Все это напомнило сцену из «Унесенных ветром», когда Атланта объята огнем, а камера выхватывает Скарлетт О’Хара, потрясенно взирающую на кровавые ужасы войны.
Двое из приземлившихся военных вертолетов оказались древними «хьюи», по-прежнему вооруженными двумя ракетами и пулеметами. По всей видимости, Чаз обнес какой-то музей. Невероятно, но на борту каждого вертолета красовалась эмблема первой кавалерийской дивизии, из чего я заключил, что Чаз смотрел фильм «Апокалипсис сегодня». Впоследствии я узнал, что это его любимый фильм.
Мимо меня прошел суслик-медик с перемазанным сажей лицом. Он был одет в поплиновую гимнастерку и штаны времен Вьетнамской войны, а за ободом его шляпы краснела пачка «Мальборо».
Я спросил Чаза, почему он так спокойно отнесся к тому, что орел унес одного из его подданных.
Суслик мрачно уставился на свои армейские ботинки:
— Такое иногда случается. Птицам тоже надо как-то жить.

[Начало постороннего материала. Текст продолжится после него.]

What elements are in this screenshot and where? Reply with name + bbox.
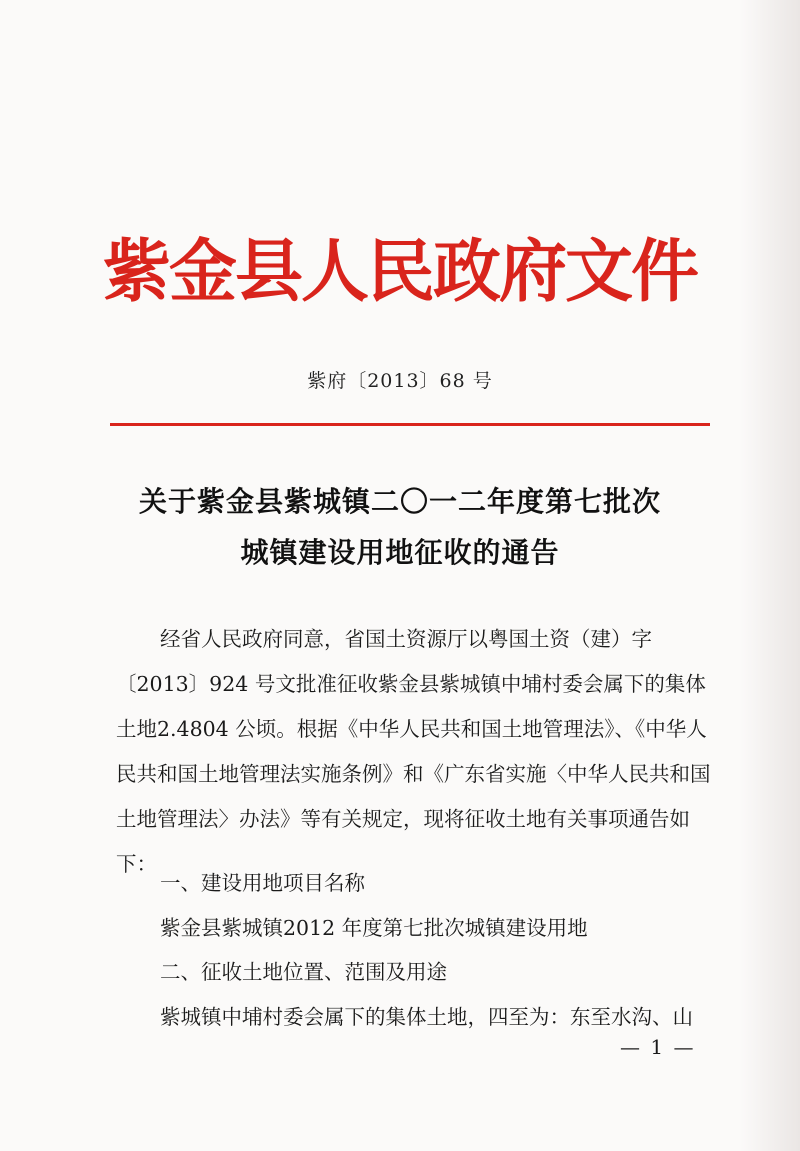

Затем он пояснил, что в пламени пожара погибло куда больше. Скоро должны подвезти еще пострадавших, и бремя их содержания тяжким грузом ляжет на колонию.
— У нас мало места. Кончается еда. Окрестные супермаркеты так просто теперь не обнесешь, охрана начеку. Мне нужно отыскать новый источник припасов.
— Ты можешь меня снова уменьшить? — спросил я. — У меня есть кое-какие мыслишки. Надо устроить собрание. Чтобы на нем был ты и все высшее руководство колонии.
— Это слишком опасно, — помотал головой Чаз. — Если тебя уменьшать слишком часто, это плохо кончится. Настанет день, и ты так и останешься крохой.
— Ничего, я рискну.
— Ладно, я подумаю.
Я поехал в город и вернулся оттуда со снедью. Взял с собой то, что, с моей точки зрения, годилось в пищу сусликам: соленые семечки, тридцать упаковок мясных палочек и свиных шкурок к пиву, картошку в перечной обсыпке, крекеры, сырный соус. Это ведь все обожают, так?
На поле выкатились армейские грузовики времен Вьетнамской войны, и суслики принялись грузить снедь. «Чинук» поднял в воздух на тросах пачку коробок с мороженой пиццей.
Чаз, который обожал наряжаться и обвешивать себя всякой всячиной, стоял в полной полевой выкладке. На голове его красовалась каска с танкистскими очками, а изо рта торчал серебристый свисток. Чаз в него дул что было сил и орал, отдавая приказы. При этом для большей наглядности он размахивал жезлом, совсем как у Джорджа Паттона во время Арденнской операции.